Collaboration: business collaborating with other businesses can help firms achieve the health equity and climate change goals. Business can collaborate in sharing ideas, and resources and coming together to tackle issues that are complex and affects the health of the planet and the life in it.
First and foremost, business can take action to strengthen the health and resilience of people within their own organizations and supply chains, e.g. by enabling access to healthcare and health information. Promote healthy work-life balance and pay living wages to support people to live healthy lives. It’s important not to overlook tackling the mental health impacts of climate change too - particularly the health sector workers who are on the frontlines, but also the general public. Here’s a link to Business Fights Poverty’s recent report on living wages: (https://businessfightspoverty.org/new-report-the-case-for-living-wages-how-paying-living-wages-improves-business-performance-and-tackles-poverty/)

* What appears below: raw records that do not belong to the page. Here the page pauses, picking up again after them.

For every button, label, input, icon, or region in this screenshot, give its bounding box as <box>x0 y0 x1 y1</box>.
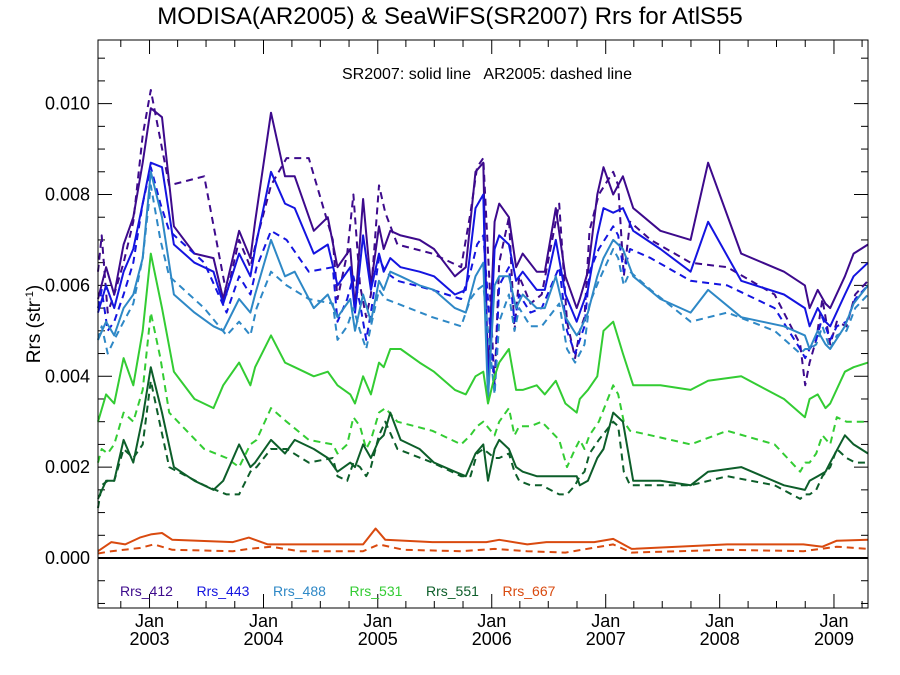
y-tick-labels: 0.000 0.002 0.004 0.006 0.008 0.010 <box>45 94 90 568</box>
legend-entry-rrs-531: Rrs_531 <box>350 583 403 599</box>
series-rrs-667-dashed <box>97 543 869 555</box>
x-tick-year: 2009 <box>814 629 854 649</box>
x-tick-month: Jan <box>819 611 848 631</box>
legend-entry-rrs-443: Rrs_443 <box>197 583 250 599</box>
y-tick-label: 0.000 <box>45 548 90 568</box>
series-rrs-551-solid <box>97 366 869 500</box>
series-lines <box>97 89 869 555</box>
line-style-annotation: SR2007: solid line AR2005: dashed line <box>342 66 632 83</box>
x-tick-year: 2008 <box>700 629 740 649</box>
x-tick-month: Jan <box>249 611 278 631</box>
series-rrs-443-solid <box>97 161 869 396</box>
x-tick-year: 2003 <box>129 629 169 649</box>
legend-entry-rrs-551: Rrs_551 <box>426 583 479 599</box>
legend-entry-rrs-667: Rrs_667 <box>503 583 556 599</box>
x-tick-month: Jan <box>363 611 392 631</box>
series-rrs-531-solid <box>97 252 869 422</box>
series-rrs-551-dashed <box>97 379 868 509</box>
series-rrs-443-dashed <box>97 166 869 391</box>
x-tick-year: 2006 <box>472 629 512 649</box>
series-rrs-488-dashed <box>97 184 869 396</box>
y-tick-label: 0.006 <box>45 275 90 295</box>
x-tick-year: 2005 <box>358 629 398 649</box>
legend-entry-rrs-412: Rrs_412 <box>120 583 173 599</box>
x-tick-year: 2004 <box>243 629 283 649</box>
y-tick-label: 0.004 <box>45 366 90 386</box>
legend-entry-rrs-488: Rrs_488 <box>273 583 326 599</box>
x-tick-year: 2007 <box>586 629 626 649</box>
x-tick-month: Jan <box>135 611 164 631</box>
y-tick-label: 0.010 <box>45 94 90 114</box>
y-tick-label: 0.002 <box>45 457 90 477</box>
series-rrs-667-solid <box>97 527 869 553</box>
x-tick-month: Jan <box>705 611 734 631</box>
series-rrs-412-solid <box>97 107 869 382</box>
series-rrs-412-dashed <box>97 89 869 387</box>
plot-frame <box>97 39 869 609</box>
x-tick-labels: Jan2003Jan2004Jan2005Jan2006Jan2007Jan20… <box>129 611 853 649</box>
x-tick-month: Jan <box>477 611 506 631</box>
chart-title: MODISA(AR2005) & SeaWiFS(SR2007) Rrs for… <box>157 3 743 30</box>
y-axis-label: Rrs (str-1) <box>24 285 45 363</box>
axes-ticks <box>98 40 868 608</box>
series-rrs-531-dashed <box>97 311 868 473</box>
legend: Rrs_412 Rrs_443 Rrs_488 Rrs_531 Rrs_551 Rrs_6… <box>120 583 556 599</box>
x-tick-month: Jan <box>591 611 620 631</box>
y-tick-label: 0.008 <box>45 184 90 204</box>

B. Reduce fossil fuel burning in urban settings
-Fossil fuel pollution worsens asthma and heart disease in local communities and poorer communities are particularly impacted
-Urban poorer communities live nearer main roads and nearer industry and hence have a higher exposure to this pollution
-Businesses can reduce staff and fleet transport usage of fossil fuels and use of fossil fuels for generating heat and electricity
There are several connections between health equity and climate change. Climate change significantly impacts the environment, including air quality, water quality, and access to food, which are all important factors affecting health outcomes. In particular, climate change can exacerbate existing health disparities and widen health inequities by disproportionately affecting vulnerable populations, such as low-income communities.
Q1. How can businesses best address the issue of health equity and climate change?
Businesses can address health equity and climate change in several ways, including:
Incorporating sustainability into their operations: Businesses can adopt sustainable practices such as reducing waste, energy consumption, and carbon emissions. They can also incorporate environmentally-friendly products and services into their offerings.
Engaging in social responsibility initiatives: Companies can engage in social responsibility initiatives that address health equity and climate change. This can include philanthropic donations, community engagement, and supporting social and environmental causes.
Collaborating with stakeholders: Businesses can collaborate with governments, NGOs, and community groups to address health equity and climate change issues. This can help to create more impactful and sustainable solutions.
Promoting awareness and education: Companies can promote awareness and education about health equity and climate change through their marketing and advertising efforts. They can also educate their employees and customers about sustainable practices and how to make more environmentally-friendly choices.
Investing in renewable energy and technologies: Companies can invest in renewable energy sources such as wind, solar, and geothermal. They can also invest in technologies that help to reduce carbon emissions and promote sustainable practices.